Flame Tree Pick started from a small annoyance: every dinner-time we’d ask each other what to eat, and every night we’d land on the same three places. We wanted a tool that could break the deadlock — light and tactile, not algorithmic pressure in disguise.
The pebble metaphor
We didn’t want to design a “random picker” app. The category is full of slot-machine UIs and aggressive onboarding. Instead we asked: what does a warm version of randomness look like? The answer was a pebble — something you hold, weigh, give a little shake, and watch settle.
Give fate a shake. The decision wasn’t yours; you just helped it land.
Why local-first
Pick has no account, no analytics, no cloud sync. Your option lists live in a local SQLite file. We chose this because the product makes a promise — “this is your tool, not ours” — and that promise breaks the moment you have to log in to choose between ramen and pizza.
- Zero network calls in the core loop — the app works on a plane, in a basement, forever.
- SQLite means your decisions outlive the app: you can crack open the file in any tool.

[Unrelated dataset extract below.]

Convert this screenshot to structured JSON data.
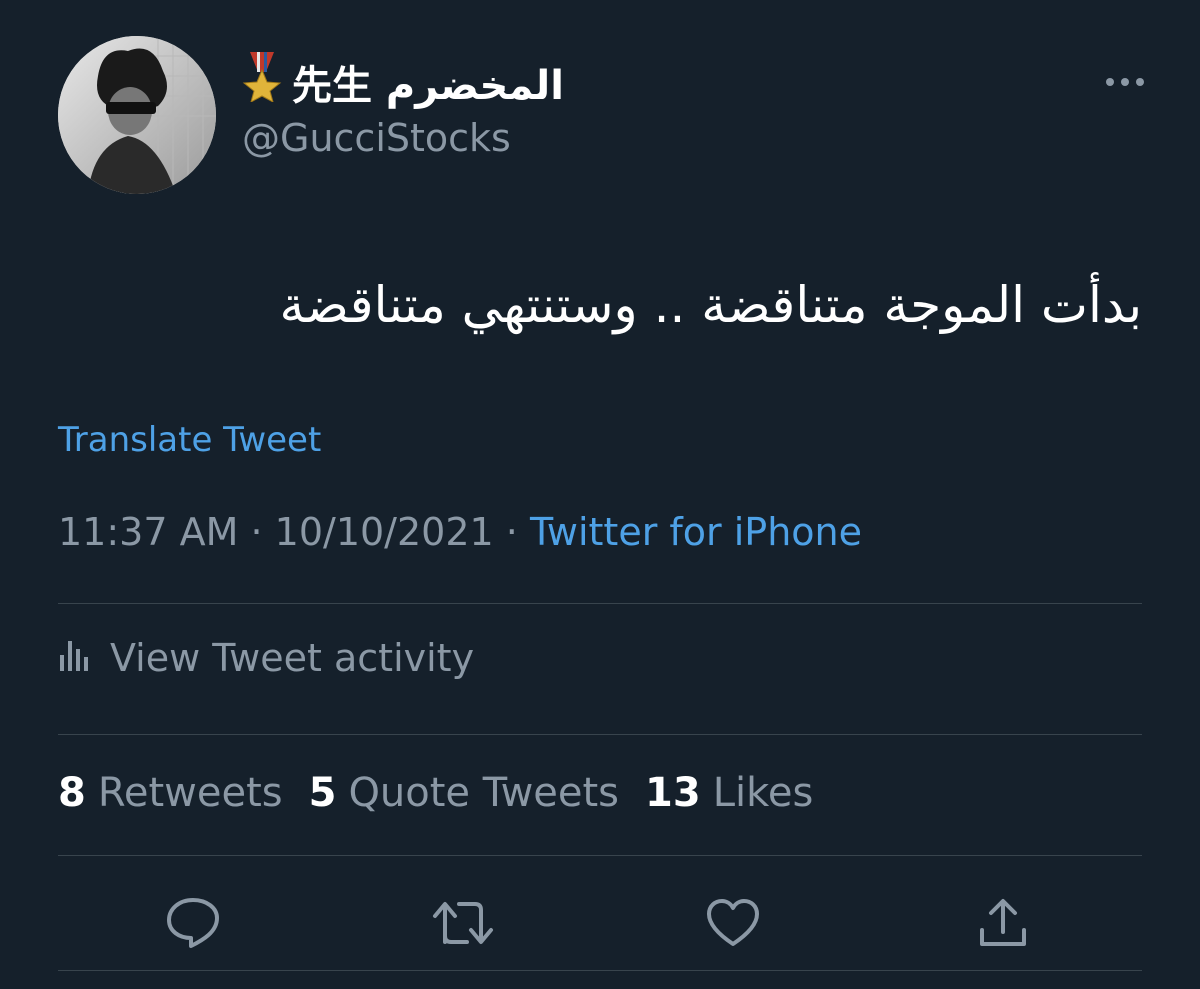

- If we shut the studio down tomorrow, your data stays where it’s always been — on your device.
Building the physics
The shake interaction uses the device accelerometer, but the feel came from a lot of small tuning. We landed on a softened spring with a tiny over-shoot — the pebble nudges past its target by ~6% then settles, which reads as “weight” to the body even though the eye barely registers it.
final spring = SpringDescription(
mass: 1.2,
stiffness: 180,
damping: 14, // just under critical → 6% overshoot
);
What we learned
Most decision tools optimize for correctness — giving you the “right” answer based on history, weights, ML. We optimized for closure: the small relief of having decided. Turns out the warmest tool is the one that gets out of the way.